Behind the scenes, Pollen was co-founded by Julie Ranty, the former managing director of Viva Technology, a popular tech conference that takes place every year in Paris, along with Olivier Xu and Vincent Huguet. And Huguet knows a thing or two about marketplaces, as he’s the co-founder and co-CEO of Malt, a freelancer marketplace. He’s still very much focused on Malt, but he contributes to Pollen in a non-operational role.
“I’m convinced that the best professional training courses today are given by people who aren’t trainers yet. They are working professionals and they are willing to share their secret sauce with you, their experience, their work methodology and highly actionable content — not just inspiring content, but actionable content for the next day,” Pollen CEO Julie Ranty told me.
And the reason Pollen focuses on the tech industry is because it changes all the time. If you work for a tech company, chances are you are using — or thinking about using — generative AI in one way or another. Or you may be trying to implement a new, sophisticated sales method. Or you want to tweak your pricing and monetization strategy.
Pollen has already attracted 40 people working in the tech industry who are hosting classes on Pollen’s behalf. The typical course is a four-hour course followed by a lunch break so you can share tips with other people in a laid-back atmosphere. It can also be an eight-hour all-day course with a lunch break.
The company also offers online classes, but most people prefer in-person courses. “With online classes, it isn’t an eight-hour Zoom tunnel, it’s two-hour blocks spread over two weeks. You get four times two hours over two weeks,” Ranty said.
A marketplace for professional development
There are four reasons some tech workers accept to create courses for Pollen. First, Pollen takes care of all the pesky tasks that come with becoming an instructor.
“A solution like Pollen helps you develop your course and, on top of that, manages the whole admin, sales, marketing, customer relations side of things,” Ranty said. “It also teaches them — because we’ve developed a Pollen methodology with pedagogical experts — it also teaches them the fundamentals of how to share their expertise.”
The second and third reasons you would want to join Pollen’s group of trainers is that it can personally help you on a professional level because you appear as an expert in your field, and you get to meet other instructors and grow your network.
Finally, Pollen pays its trainers. “They’re paid to do this, but it’s definitely not the main reason why they choose to do it,” Ranty said.
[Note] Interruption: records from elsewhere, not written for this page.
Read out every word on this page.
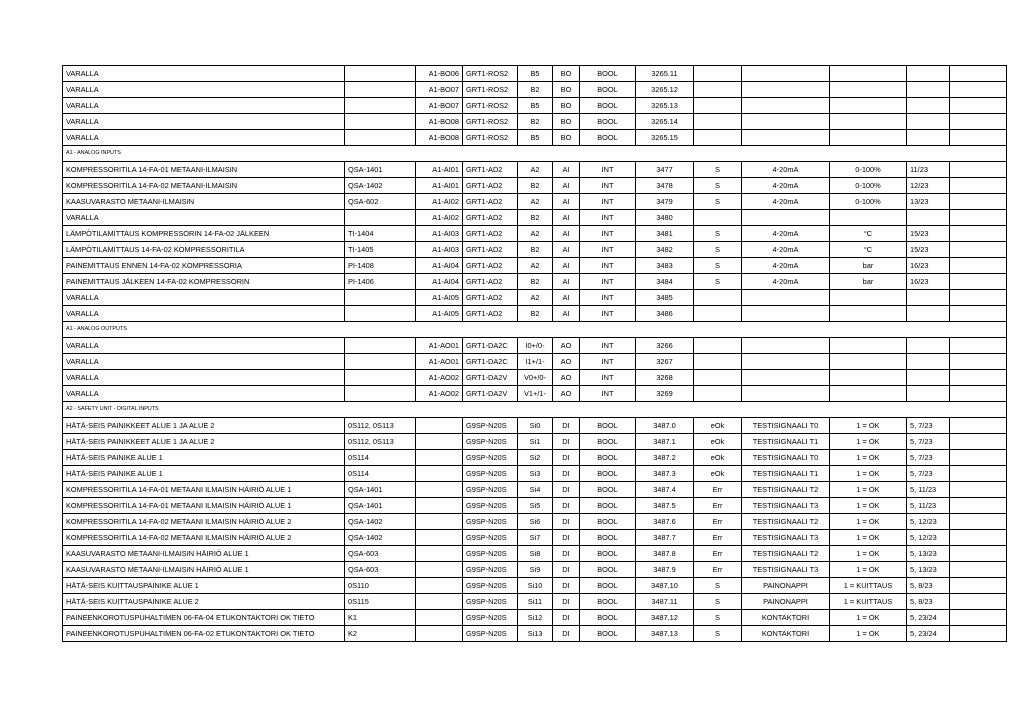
VARALLA		A1-BO06	GRT1-ROS2	B5	BO	BOOL	3265.11					
VARALLA		A1-BO07	GRT1-ROS2	B2	BO	BOOL	3265.12					
VARALLA		A1-BO07	GRT1-ROS2	B5	BO	BOOL	3265.13					
VARALLA		A1-BO08	GRT1-ROS2	B2	BO	BOOL	3265.14					
VARALLA		A1-BO08	GRT1-ROS2	B5	BO	BOOL	3265.15					
A1 - ANALOG INPUTS												
KOMPRESSORITILA 14-FA-01 METAANI-ILMAISIN	QSA-1401	A1-AI01	GRT1-AD2	A2	AI	INT	3477	S	4-20mA	0-100%	11/23	
KOMPRESSORITILA 14-FA-02 METAANI-ILMAISIN	QSA-1402	A1-AI01	GRT1-AD2	B2	AI	INT	3478	S	4-20mA	0-100%	12/23	
KAASUVARASTO METAANI-ILMAISIN	QSA-602	A1-AI02	GRT1-AD2	A2	AI	INT	3479	S	4-20mA	0-100%	13/23	
VARALLA		A1-AI02	GRT1-AD2	B2	AI	INT	3480					
LÄMPÖTILAMITTAUS KOMPRESSORIN 14-FA-02 JÄLKEEN	TI-1404	A1-AI03	GRT1-AD2	A2	AI	INT	3481	S	4-20mA	°C	15/23	
LÄMPÖTILAMITTAUS 14-FA-02 KOMPRESSORITILA	TI-1405	A1-AI03	GRT1-AD2	B2	AI	INT	3482	S	4-20mA	°C	15/23	
PAINEMITTAUS ENNEN 14-FA-02 KOMPRESSORIA	PI-1408	A1-AI04	GRT1-AD2	A2	AI	INT	3483	S	4-20mA	bar	16/23	
PAINEMITTAUS JÄLKEEN 14-FA-02 KOMPRESSORIN	PI-1406	A1-AI04	GRT1-AD2	B2	AI	INT	3484	S	4-20mA	bar	16/23	
VARALLA		A1-AI05	GRT1-AD2	A2	AI	INT	3485					
VARALLA		A1-AI05	GRT1-AD2	B2	AI	INT	3486					
A1 - ANALOG OUTPUTS												
VARALLA		A1-AO01	GRT1-DA2C	I0+/0-	AO	INT	3266					
VARALLA		A1-AO01	GRT1-DA2C	I1+/1-	AO	INT	3267					
VARALLA		A1-AO02	GRT1-DA2V	V0+/0-	AO	INT	3268					
VARALLA		A1-AO02	GRT1-DA2V	V1+/1-	AO	INT	3269					
A2 - SAFETY UNIT - DIGITAL INPUTS												
HÄTÄ-SEIS PAINIKKEET ALUE 1 JA ALUE 2	0S112, 0S113		G9SP-N20S	Si0	DI	BOOL	3487.0	eOk	TESTISIGNAALI T0	1 = OK	5, 7/23	
HÄTÄ-SEIS PAINIKKEET ALUE 1 JA ALUE 2	0S112, 0S113		G9SP-N20S	Si1	DI	BOOL	3487.1	eOk	TESTISIGNAALI T1	1 = OK	5, 7/23	
HÄTÄ-SEIS PAINIKE ALUE 1	0S114		G9SP-N20S	Si2	DI	BOOL	3487.2	eOk	TESTISIGNAALI T0	1 = OK	5, 7/23	
HÄTÄ-SEIS PAINIKE ALUE 1	0S114		G9SP-N20S	Si3	DI	BOOL	3487.3	eOk	TESTISIGNAALI T1	1 = OK	5, 7/23	
KOMPRESSORITILA 14-FA-01 METAANI ILMAISIN HÄIRIÖ ALUE 1	QSA-1401		G9SP-N20S	Si4	DI	BOOL	3487.4	Err	TESTISIGNAALI T2	1 = OK	5, 11/23	
KOMPRESSORITILA 14-FA-01 METAANI ILMAISIN HÄIRIÖ ALUE 1	QSA-1401		G9SP-N20S	Si5	DI	BOOL	3487.5	Err	TESTISIGNAALI T3	1 = OK	5, 11/23	
KOMPRESSORITILA 14-FA-02 METAANI ILMAISIN HÄIRIÖ ALUE 2	QSA-1402		G9SP-N20S	Si6	DI	BOOL	3487.6	Err	TESTISIGNAALI T2	1 = OK	5, 12/23	
KOMPRESSORITILA 14-FA-02 METAANI ILMAISIN HÄIRIÖ ALUE 2	QSA-1402		G9SP-N20S	Si7	DI	BOOL	3487.7	Err	TESTISIGNAALI T3	1 = OK	5, 12/23	
KAASUVARASTO METAANI-ILMAISIN HÄIRIÖ ALUE 1	QSA-603		G9SP-N20S	Si8	DI	BOOL	3487.8	Err	TESTISIGNAALI T2	1 = OK	5, 13/23	
KAASUVARASTO METAANI-ILMAISIN HÄIRIÖ ALUE 1	QSA-603		G9SP-N20S	Si9	DI	BOOL	3487.9	Err	TESTISIGNAALI T3	1 = OK	5, 13/23	
HÄTÄ-SEIS KUITTAUSPAINIKE ALUE 1	0S110		G9SP-N20S	Si10	DI	BOOL	3487.10	S	PAINONAPPI	1 = KUITTAUS	5, 8/23	
HÄTÄ-SEIS KUITTAUSPAINIKE ALUE 2	0S115		G9SP-N20S	Si11	DI	BOOL	3487.11	S	PAINONAPPI	1 = KUITTAUS	5, 8/23	
PAINEENKOROTUSPUHALTIMEN 06-FA-04 ETUKONTAKTORI OK TIETO	K1		G9SP-N20S	Si12	DI	BOOL	3487.12	S	KONTAKTORI	1 = OK	5, 23/24	
PAINEENKOROTUSPUHALTIMEN 06-FA-02 ETUKONTAKTORI OK TIETO	K2		G9SP-N20S	Si13	DI	BOOL	3487.13	S	KONTAKTORI	1 = OK	5, 23/24	
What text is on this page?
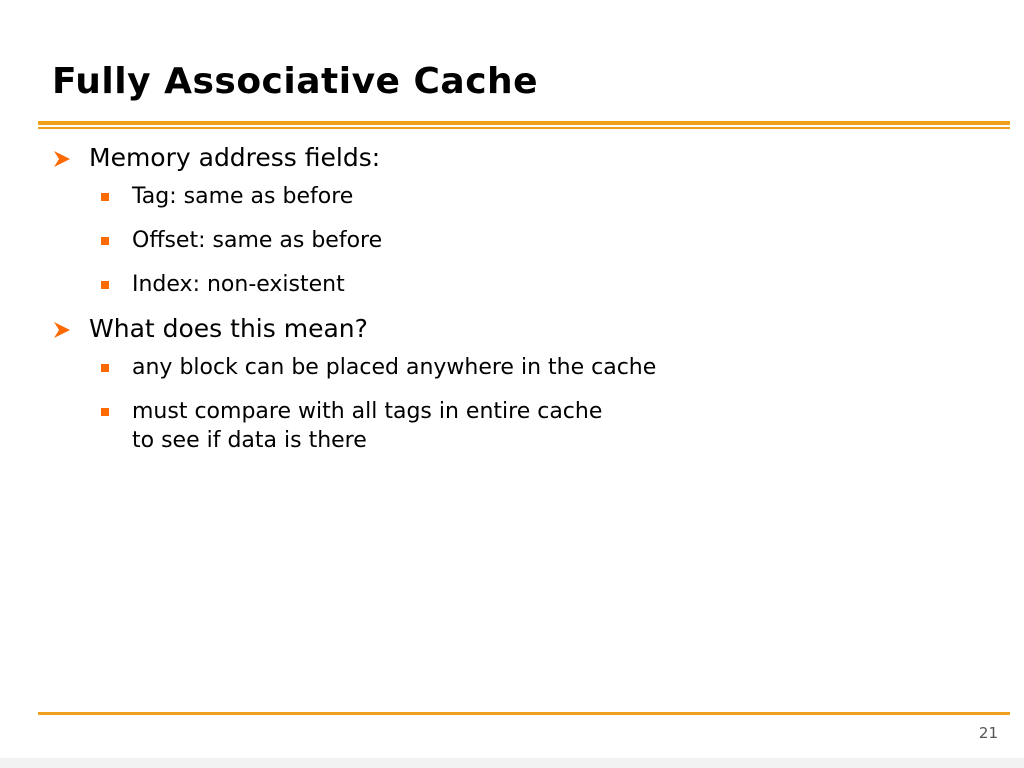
Fully Associative Cache
Memory address fields:
Tag: same as before
Offset: same as before
Index: non-existent
What does this mean?
any block can be placed anywhere in the cache
must compare with all tags in entire cache
to see if data is there
21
Pollen is positioning itself as an upskilling platform for existing companies. It wants to convince HR managers that they should allocate some of their training budget toward Pollen courses.
In the coming months, the startup is going to apply for the Qualiopi certification, which means that it’s a serious professional development company that offers high-quality courses. The startup expects to be able to offer 300 different sessions in 2024 — overall, 3,000 people could attend a Pollen course in 2024.